Everywhere you look, the signs are clear that the financial power women wield has changed dramatically from where it was just a generation ago. According to a recent study by Women and Co., two thirds of all women in the U.S. are the CFO of their household. A similar study on women’s financial independence from 2008–this time from Synovate–noted that an equal portion of women in the United States feel financially independent. Even a 2009 report from the U.S. Bureau of Labor Statistics says that women are the sole or main breadwinners in a third of U.S. households.

Clearly, women are holding the financial reigns in larger numbers than ever before, yet in most cases, the financial services industry still regards female clients as a niche market.

Perhaps that is because the majority of advisors, agents, brokers and other financial professionals are men. Female producers are still in the minority and as a result, much of the continuing education, networking opportunities and industry conferences are developed with the male producer in mind. Often, sharing best practices among producers is solely about how “he” can best connect with “his” male clients.
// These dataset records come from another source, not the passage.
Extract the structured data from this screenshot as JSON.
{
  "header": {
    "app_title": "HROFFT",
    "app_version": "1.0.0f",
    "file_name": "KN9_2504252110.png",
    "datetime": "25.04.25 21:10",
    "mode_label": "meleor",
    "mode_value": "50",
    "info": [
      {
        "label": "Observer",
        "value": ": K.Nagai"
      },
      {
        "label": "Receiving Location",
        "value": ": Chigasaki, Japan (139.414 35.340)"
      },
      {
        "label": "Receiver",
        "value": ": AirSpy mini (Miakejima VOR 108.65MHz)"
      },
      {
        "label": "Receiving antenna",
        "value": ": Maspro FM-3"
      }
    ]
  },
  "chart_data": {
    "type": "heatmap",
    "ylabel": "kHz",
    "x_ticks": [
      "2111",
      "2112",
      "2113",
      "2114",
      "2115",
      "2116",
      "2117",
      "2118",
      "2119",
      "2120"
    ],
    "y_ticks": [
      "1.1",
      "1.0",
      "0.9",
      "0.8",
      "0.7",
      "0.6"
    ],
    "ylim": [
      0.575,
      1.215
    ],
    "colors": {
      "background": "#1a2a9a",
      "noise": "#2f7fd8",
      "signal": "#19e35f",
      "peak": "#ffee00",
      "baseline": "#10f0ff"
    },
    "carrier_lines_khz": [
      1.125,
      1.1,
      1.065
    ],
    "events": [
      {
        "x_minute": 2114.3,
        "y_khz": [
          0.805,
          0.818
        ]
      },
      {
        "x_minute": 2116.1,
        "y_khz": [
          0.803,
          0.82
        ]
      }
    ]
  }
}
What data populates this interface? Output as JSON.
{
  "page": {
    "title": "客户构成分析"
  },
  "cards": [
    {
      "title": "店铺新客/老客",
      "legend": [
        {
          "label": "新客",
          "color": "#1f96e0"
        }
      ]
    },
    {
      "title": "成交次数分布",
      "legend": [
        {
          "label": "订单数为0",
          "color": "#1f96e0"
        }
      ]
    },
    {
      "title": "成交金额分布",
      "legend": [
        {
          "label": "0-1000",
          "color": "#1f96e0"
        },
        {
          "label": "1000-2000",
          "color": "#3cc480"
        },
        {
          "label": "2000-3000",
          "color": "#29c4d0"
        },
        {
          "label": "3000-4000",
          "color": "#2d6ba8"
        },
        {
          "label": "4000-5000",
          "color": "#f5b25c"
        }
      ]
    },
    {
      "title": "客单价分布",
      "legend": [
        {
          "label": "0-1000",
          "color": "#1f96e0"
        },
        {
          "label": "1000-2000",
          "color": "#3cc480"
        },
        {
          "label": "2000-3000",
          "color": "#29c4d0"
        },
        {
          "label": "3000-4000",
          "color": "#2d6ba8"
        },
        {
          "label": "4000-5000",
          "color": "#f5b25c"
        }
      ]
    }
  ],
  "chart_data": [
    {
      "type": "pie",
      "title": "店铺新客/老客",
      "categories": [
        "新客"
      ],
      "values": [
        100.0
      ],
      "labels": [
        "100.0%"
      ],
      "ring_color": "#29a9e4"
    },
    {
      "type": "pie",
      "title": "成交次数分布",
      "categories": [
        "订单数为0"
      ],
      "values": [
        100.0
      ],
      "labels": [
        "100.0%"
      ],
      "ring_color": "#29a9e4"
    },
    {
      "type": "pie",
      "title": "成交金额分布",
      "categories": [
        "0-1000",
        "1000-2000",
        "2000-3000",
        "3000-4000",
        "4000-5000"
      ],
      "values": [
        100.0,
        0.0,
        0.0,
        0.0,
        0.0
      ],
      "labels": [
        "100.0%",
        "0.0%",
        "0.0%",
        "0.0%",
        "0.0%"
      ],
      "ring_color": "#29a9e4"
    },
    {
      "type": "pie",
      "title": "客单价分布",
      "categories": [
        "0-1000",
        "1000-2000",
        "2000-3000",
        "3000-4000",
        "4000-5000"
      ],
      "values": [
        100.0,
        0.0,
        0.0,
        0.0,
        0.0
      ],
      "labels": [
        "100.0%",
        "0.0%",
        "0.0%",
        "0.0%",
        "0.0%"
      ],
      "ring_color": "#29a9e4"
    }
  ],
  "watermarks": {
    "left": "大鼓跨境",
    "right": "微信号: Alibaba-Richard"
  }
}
Female producers have had to adapt this thinking to work with their female clients in the past, but things may start to change as more women walk through our doors, asking for guidance on how to plan for retirement. And, according to the data, this will be a more frequent occurrence in 2010 and beyond. When it comes to managing finances and planning for retirement, the perceived minority is becoming the majority.

Women are earning more than ever before. According to the U.S. Bureau of Labor Statistics, earnings for women with college degrees have increased by almost one-third since 1979 compared to a mere 18% increase for male college graduates. As noted above, women are also making more of the financial decisions in joint households. But more importantly, however, recent data from the U.S. National Center for Health Statistics show that on average, women live longer then men, giving them more of a reason to be in control of decisions that affect retirement planning.

As a result of these trends, it would stand to reason that more women are now actively preparing for their futures and embracing the role that financial advisors can play with their retirement planning. Unfortunately, there is still a wide gap between the control women have over their finances and their feelings of preparedness about retirement.

Reclaiming the Future, a recent study from Allianz Life of more than 3,200 adults ages 44 to 75 found that the women surveyed felt less prepared for retirement than the total group. A higher percentage of women felt totally unprepared for retirement, had no idea if their income would last throughout their lifetime and were concerned about possibly outliving their income. To coincide with these sentiments, the 2008 Prudential study Financial Experience and Behaviors among Women noted that 75% of women feel they need help when making important financial decisions.

The desire for assistance is there, so the industry has a great opportunity to connect with women and help them gain confidence about retirement planning.

Unfortunately, by focusing mostly on male clients, the industry is missing out on an opportunity to educate female producers so they can make stronger connections with the growing segment of female clients. As noted above, this is especially true with industry meetings and events that female producers attend since those meetings speak to the audience with a predominately male voice. Furthermore, they are not addressing the specific needs that female producers have in relation to how they should connect with female clients.

Additional industry research shows that female clients are very different from their male counterparts. The 2008 Phoenix Wealth Survey, for example, notes that women are often more risk adverse than men and prefer more conservative solutions. Meanwhile, the Hartford’s 2008 survey, Why Women Worry notes that women also have other challenges, like earning less money than men, spending less time in the workforce to care for children or other family members, and women also tend to work in fields that don’t offer pensions or other retirement benefits.

Female producers understand these nuances, and are eager to share their best practices for addressing these issues, but are often held back due to the structure of industry events that they attend. Thankfully, female producers are taking things into their own hands and seeking out events that allow them to network and build stronger relationships – not only with each other, but also with the carriers and associations that develop event content.

After all, this is a relationship business, and the better the relationships, the more effective producers can be in providing guidance to their clients. Female clients appreciate a more personal connection when getting financial guidance and prefer a softer approach that allows for other issues to be discussed during the course of the consultation. Female producers know how to take advantage of this and use that approach to build stronger relationships.

This includes ideas such as financial planning luncheons held at art galleries, conferences at “create your own meal” venues or even multi-tasking events that allow for attendees to experience different activities at the same time. When working with women, there is a permission slip to demonstrate creativity and do things differently than one might do with men. Sometimes, this concept is not so obvious, so it’s crucial that female producers take the time to connect with each other and share the results of these experiences. With more women-focused industry events, there will be more opportunity for this type of sharing to occur.

If no women-focused events exist, female producers should take it upon themselves to connect with other producers in their area for more informal networking. Additionally, that networking doesn’t need to be with another female financial professional. Sometimes it is just as valuable to gain insight from female business owners or professionals in another area to generate fresh ideas that can apply to your practice.

Female clients enjoy working with female producers. Female producers thrive on the opportunity to network and learn from each other. It’s time that our industry creates more opportunities for us to do that, but it’s also time for us to make more of those connections ourselves. Building stronger relationships one woman at a time is the key to building a stronger practice that ultimately results in better service for our clients.

Sherri DuMond, CFP, is vice president of Internal Sales and Sales Development for Allianz Life.